Tudo bem, mas em 1949, o deputado Barreto Pinto foi cassado por quebra de decoro porque a revista “O Cruzeiro” publicou fotografias nas quais posava de “casaca e cueca.” Barreto Pinto não tinha dinheiro na cueca e morreu garantindo que foi enganado pelo repórter David Nasser e pelo fotógrafo Jean Manzon, que haviam se comprometido a não publicar as fotografias de corpo inteiro.
Madame Natasha
Desde o dia em que Natasha viu o ministro Edson Fachin lendo uma longa citação do professor Edson Fachin num de seus votos no Supremo Tribunal Federal, a senhora acompanha com atenção suas falas. Outro dia, ele votou num caso em que se discutia o direito de o presidente da República escolher os reitores de universidades federais entre os integrantes das listas tríplices que lhe são enviadas.
A lei diz que as universidades são autônomas e que as listas devem ter três nomes. O doutor disse o seguinte: “Está em horizonte mais ampliado que a dimensão meramente vocabular o deslinde da controvérsia. Faz-se necessário reconstruir normativamente sua inserção no ordenamento constitucional brasileiro, entendendo, sobretudo, as especificidades de sua concretização no sintagma ‘autonomia universitária’”.
Natasha não entendeu o fachinês, mas o ministro esclareceu que a escolha do presidente deveria preencher três condições, sendo que a terceira seria de que “a escolha recaia sobre o docente indicado em primeiro lugar na lista”.

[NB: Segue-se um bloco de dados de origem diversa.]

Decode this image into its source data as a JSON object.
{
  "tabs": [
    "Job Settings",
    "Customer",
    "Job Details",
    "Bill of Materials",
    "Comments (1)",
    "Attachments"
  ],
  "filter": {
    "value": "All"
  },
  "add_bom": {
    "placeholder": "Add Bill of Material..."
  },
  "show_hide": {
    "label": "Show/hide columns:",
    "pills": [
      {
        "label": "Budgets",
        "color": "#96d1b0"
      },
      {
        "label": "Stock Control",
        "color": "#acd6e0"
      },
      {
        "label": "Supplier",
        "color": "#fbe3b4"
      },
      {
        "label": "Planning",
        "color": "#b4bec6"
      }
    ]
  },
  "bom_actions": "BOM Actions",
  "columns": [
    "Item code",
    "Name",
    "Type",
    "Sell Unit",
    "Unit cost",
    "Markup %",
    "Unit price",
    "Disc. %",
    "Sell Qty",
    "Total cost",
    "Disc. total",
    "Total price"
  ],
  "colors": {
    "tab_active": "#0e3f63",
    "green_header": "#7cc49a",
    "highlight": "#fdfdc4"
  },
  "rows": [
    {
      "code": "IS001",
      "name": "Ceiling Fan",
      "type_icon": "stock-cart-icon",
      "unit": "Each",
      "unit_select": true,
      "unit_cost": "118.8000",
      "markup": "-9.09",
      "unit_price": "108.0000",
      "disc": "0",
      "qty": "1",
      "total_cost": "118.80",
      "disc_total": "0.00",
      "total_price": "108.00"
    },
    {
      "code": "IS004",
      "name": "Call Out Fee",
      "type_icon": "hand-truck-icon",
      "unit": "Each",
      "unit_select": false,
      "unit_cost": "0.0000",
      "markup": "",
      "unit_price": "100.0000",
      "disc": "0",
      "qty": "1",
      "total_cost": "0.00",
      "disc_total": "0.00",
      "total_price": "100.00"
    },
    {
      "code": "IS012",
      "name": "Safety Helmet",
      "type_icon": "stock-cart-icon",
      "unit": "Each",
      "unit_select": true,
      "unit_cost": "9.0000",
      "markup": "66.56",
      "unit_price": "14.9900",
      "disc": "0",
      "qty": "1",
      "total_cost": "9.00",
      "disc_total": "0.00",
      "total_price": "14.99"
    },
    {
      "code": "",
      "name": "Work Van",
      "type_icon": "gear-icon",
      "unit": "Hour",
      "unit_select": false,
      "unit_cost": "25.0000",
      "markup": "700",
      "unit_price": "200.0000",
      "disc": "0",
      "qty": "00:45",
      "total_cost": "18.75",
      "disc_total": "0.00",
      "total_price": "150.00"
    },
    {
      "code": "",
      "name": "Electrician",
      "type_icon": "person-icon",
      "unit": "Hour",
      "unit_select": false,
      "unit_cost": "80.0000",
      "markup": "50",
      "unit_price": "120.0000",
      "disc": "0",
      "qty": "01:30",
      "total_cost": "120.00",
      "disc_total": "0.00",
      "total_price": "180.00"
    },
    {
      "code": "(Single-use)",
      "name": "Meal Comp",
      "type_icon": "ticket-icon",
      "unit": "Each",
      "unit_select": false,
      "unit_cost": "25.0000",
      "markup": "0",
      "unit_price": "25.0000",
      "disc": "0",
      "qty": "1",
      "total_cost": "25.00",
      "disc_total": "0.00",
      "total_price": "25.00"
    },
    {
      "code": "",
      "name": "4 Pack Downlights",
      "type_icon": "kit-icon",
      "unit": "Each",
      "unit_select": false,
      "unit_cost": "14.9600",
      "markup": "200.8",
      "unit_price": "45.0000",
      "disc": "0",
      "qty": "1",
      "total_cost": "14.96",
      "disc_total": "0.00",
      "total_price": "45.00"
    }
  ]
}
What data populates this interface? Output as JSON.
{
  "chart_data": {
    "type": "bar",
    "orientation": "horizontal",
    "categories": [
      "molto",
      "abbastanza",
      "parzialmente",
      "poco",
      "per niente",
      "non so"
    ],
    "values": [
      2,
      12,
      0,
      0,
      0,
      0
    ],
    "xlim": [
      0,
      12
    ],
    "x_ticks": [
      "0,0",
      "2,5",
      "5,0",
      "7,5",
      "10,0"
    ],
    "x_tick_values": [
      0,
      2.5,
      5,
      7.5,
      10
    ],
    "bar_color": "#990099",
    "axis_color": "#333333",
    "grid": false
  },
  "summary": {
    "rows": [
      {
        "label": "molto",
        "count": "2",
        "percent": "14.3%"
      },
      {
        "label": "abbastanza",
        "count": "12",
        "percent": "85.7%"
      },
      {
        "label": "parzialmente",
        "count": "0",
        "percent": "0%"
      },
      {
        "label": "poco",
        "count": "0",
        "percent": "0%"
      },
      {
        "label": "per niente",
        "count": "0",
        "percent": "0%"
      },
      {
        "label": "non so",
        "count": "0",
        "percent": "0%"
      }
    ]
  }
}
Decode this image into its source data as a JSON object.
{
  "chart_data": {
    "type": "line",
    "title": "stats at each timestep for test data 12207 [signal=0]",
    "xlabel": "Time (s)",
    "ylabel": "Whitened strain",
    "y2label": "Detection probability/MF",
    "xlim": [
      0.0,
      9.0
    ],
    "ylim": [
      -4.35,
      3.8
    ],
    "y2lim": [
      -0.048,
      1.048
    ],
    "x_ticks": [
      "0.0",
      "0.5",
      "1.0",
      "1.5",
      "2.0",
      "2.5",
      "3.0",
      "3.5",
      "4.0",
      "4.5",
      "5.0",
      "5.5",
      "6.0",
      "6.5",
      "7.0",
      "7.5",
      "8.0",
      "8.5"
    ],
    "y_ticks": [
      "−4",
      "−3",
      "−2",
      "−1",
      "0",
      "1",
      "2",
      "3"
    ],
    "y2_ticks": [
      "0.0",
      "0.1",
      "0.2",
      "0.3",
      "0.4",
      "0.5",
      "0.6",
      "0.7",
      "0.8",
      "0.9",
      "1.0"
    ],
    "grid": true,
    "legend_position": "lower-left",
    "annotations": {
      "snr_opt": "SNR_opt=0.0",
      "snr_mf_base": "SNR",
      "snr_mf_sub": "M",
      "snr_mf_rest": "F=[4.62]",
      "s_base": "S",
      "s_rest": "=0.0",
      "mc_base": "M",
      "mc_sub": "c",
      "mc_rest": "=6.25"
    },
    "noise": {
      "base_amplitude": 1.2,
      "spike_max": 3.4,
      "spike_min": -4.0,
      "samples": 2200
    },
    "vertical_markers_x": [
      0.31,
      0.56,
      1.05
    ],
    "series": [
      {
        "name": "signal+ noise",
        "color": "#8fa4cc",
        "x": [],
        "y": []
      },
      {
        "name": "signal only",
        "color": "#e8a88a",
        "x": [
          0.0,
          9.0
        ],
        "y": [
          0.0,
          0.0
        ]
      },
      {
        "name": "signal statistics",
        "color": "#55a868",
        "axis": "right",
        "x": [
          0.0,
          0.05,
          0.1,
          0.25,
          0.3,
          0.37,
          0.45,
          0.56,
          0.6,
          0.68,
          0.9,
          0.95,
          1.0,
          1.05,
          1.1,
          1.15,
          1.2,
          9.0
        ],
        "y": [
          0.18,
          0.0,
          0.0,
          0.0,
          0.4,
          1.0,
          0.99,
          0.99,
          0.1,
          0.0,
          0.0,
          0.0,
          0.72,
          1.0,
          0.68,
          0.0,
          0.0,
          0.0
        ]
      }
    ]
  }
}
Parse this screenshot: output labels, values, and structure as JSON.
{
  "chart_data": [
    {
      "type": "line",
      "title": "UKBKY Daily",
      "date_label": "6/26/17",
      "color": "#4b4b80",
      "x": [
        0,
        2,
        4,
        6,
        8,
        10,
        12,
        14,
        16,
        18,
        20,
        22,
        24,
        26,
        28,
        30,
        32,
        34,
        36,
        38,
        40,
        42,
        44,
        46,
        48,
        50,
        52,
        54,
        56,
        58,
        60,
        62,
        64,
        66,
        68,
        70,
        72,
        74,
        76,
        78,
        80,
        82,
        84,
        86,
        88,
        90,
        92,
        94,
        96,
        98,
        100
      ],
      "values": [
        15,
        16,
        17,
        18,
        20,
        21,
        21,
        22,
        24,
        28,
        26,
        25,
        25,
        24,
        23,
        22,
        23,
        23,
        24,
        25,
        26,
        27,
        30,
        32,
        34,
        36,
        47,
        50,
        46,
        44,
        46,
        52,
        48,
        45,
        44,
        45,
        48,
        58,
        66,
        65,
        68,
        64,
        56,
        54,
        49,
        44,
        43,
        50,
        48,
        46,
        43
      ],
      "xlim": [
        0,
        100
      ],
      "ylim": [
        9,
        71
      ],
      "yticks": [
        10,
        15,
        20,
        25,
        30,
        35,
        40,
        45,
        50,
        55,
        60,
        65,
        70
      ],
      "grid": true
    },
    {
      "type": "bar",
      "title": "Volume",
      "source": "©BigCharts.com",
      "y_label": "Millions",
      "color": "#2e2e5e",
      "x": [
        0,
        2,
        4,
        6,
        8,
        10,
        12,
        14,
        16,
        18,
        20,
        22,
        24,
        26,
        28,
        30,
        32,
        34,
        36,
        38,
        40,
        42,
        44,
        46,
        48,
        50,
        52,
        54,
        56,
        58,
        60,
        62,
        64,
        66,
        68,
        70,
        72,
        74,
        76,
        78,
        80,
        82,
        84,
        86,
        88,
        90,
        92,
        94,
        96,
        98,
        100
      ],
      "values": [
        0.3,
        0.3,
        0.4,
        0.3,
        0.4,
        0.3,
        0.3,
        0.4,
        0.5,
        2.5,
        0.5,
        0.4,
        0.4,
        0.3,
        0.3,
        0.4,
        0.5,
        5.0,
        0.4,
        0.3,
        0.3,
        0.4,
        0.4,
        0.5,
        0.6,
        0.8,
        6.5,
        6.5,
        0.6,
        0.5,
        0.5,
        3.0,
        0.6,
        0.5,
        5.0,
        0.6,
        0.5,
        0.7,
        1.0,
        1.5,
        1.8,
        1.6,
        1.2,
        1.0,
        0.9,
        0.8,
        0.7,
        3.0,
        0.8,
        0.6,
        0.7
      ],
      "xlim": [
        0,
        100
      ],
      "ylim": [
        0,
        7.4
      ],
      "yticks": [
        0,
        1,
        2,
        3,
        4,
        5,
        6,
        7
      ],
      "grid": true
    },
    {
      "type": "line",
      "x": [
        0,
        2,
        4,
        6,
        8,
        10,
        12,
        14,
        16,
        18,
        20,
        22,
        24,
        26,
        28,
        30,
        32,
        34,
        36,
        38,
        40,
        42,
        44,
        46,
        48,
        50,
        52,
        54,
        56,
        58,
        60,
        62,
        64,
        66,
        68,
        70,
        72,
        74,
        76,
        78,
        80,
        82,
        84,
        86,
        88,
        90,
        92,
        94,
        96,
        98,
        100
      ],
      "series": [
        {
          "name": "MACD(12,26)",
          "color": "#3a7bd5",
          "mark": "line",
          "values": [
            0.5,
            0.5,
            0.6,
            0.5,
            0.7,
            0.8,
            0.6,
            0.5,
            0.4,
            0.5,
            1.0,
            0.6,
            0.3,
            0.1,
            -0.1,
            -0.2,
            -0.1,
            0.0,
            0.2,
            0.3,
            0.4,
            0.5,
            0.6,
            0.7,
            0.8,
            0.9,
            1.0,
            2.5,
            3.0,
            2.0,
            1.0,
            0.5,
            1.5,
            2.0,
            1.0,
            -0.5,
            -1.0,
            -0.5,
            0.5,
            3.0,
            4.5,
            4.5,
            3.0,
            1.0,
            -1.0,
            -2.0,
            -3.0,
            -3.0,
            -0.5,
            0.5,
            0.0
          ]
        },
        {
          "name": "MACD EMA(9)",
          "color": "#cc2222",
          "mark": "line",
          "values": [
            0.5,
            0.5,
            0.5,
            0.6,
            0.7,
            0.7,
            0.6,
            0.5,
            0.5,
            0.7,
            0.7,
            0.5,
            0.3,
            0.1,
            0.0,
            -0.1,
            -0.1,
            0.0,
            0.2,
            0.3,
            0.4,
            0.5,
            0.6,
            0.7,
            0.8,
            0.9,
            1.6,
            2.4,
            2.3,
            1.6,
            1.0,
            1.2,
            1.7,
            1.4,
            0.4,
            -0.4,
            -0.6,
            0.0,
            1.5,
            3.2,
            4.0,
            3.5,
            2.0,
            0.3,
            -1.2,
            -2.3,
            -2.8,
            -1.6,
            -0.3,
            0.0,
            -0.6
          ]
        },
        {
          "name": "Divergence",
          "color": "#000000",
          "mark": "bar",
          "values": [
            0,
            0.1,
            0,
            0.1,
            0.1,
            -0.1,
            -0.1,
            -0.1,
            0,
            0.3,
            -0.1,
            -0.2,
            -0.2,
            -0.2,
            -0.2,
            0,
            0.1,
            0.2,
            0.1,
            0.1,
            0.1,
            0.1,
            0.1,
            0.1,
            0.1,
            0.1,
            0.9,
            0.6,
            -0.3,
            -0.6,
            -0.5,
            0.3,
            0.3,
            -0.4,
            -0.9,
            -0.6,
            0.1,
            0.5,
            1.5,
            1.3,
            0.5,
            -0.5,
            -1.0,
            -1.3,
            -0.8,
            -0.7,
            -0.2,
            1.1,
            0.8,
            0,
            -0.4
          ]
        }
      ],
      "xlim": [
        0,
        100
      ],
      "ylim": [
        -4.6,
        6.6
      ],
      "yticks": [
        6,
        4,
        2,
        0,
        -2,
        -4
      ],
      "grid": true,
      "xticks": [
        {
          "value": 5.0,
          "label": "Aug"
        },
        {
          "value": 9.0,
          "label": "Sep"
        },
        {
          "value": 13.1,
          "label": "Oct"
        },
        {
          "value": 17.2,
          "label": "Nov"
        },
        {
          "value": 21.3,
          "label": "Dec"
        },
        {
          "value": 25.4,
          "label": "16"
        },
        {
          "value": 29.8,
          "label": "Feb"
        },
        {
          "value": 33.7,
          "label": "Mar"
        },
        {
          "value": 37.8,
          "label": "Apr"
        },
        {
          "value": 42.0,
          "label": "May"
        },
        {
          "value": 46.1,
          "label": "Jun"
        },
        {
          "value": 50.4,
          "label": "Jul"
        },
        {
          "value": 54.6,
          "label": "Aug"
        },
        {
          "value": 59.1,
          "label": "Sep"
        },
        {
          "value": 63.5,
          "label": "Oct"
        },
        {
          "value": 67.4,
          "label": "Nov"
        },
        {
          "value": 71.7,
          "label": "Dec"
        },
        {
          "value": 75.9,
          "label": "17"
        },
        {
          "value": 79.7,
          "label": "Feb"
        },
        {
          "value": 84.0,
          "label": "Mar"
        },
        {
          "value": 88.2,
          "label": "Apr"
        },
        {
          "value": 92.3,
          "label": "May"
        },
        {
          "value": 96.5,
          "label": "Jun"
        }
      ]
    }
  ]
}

A senhora não entende como uma lista pode ser tríplice, devendo a escolha recair sobre o primeiro indicado. [talvez o supremo ministro se antecipou e pretende resolver eventuais impedimentos que impeçam escolher o primeiro da lista?] Para piorar, Eremildo, o idiota, contou a Natasha que, em 2016, Fachin achava exatamente o contrário.
O estilo Fux
Se o ministro Luiz Fux não polir seu estilo, corre o risco de inverter o milagre das bodas de Caná, transformando vinho em água. Com poucas semanas na cadeira de presidente do Supremo, comeu a jabuticaba que jogava relevantes questões penais para as turmas, mandando-as para o plenário. Em seguida, livrou a Corte da carga de ter libertado o chefão André do Rap.
Nos dois casos, o tribunal acompanhou-o. Num, por unanimidade, no outro, com um único voto contrário, o do ministro Marco Aurélio Mello. Ainda assim, é perseguido pelo rótulo de autoritário.
Chico Stone
Assim como a cruzada de pernas de Sharon Stone no filme “Instinto selvagem” entrou para a história do erotismo cinematográfico, o vídeo do traseiro endinheirado do senador Chico Rodrigues entrará para a história da nova moralidade política, aquela que surgiu no rastro da campanha de Jair Bolsonaro, tendo como passistas Fabrício Queiroz e o governador Wilson Witzel.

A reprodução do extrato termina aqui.